The two sides concluded a fifth round of talks at the end of March, with both aiming to reach a final deal by the end of the year. The EU has stopped publicly linking political conditionality to the military coup of 2014 and has instead framed the agreement as a path toward “resilient bilateral relations”.

In the Philippines, where free-trade talks were on ice since 2017 due to concerns over rule of law and extrajudicial killings, Brussels has taken a similar tack.

While human rights conditions remained a sticking point, the EU was reportedly exploring phased agreements that side-lined the most politically sensitive chapters until later. This allowed both sides to sign something without resolving everything.

Regarding Malaysia, reforestation rules have continued to complicate efforts to relaunch formal negotiations, with Kuala Lumpur arguing that new EU legislation effectively discriminated tropical commodity producers.

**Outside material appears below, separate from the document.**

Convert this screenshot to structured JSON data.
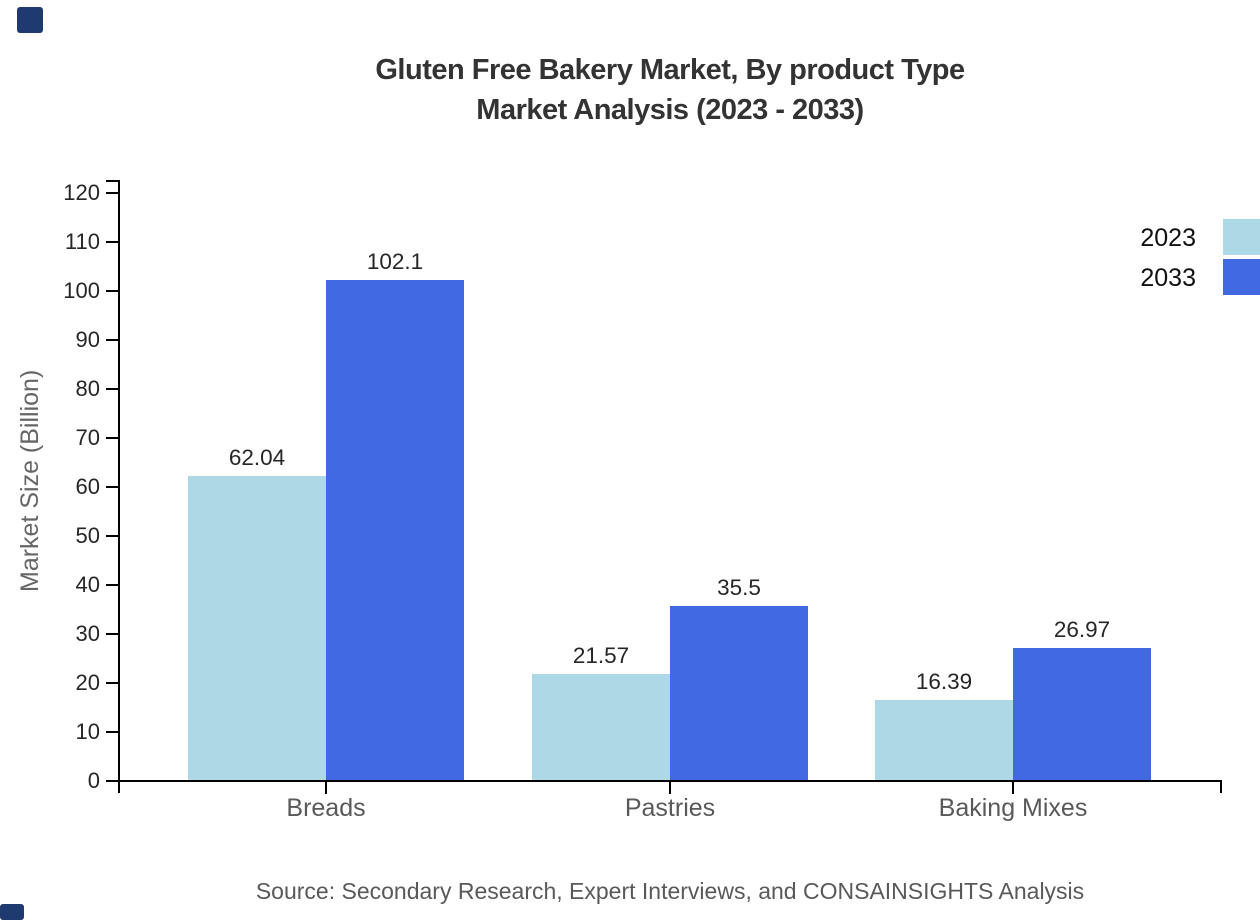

For now, talks have remained in limbo, although commission officials said they are working to “reframe the conversation” around sustainable development goals. Whether this rhetorical shift would be enough to salvage the deal remained unclear.

In Switzerland, institutional fatigue had all but paralysed trade talks, as disputes over EU law alignment dragged on for years, the BBC reported.

With Swiss exporters now exposed to potential US retaliation, though, there has been renewed appetite to unblock technical talks.

A fresh push was underway to secure limited sectoral agreements, especially in medtech, without resolving the broader political conflict.

This piecemeal approach, once dismissed as incoherent, was now seen by those involved as pragmatic.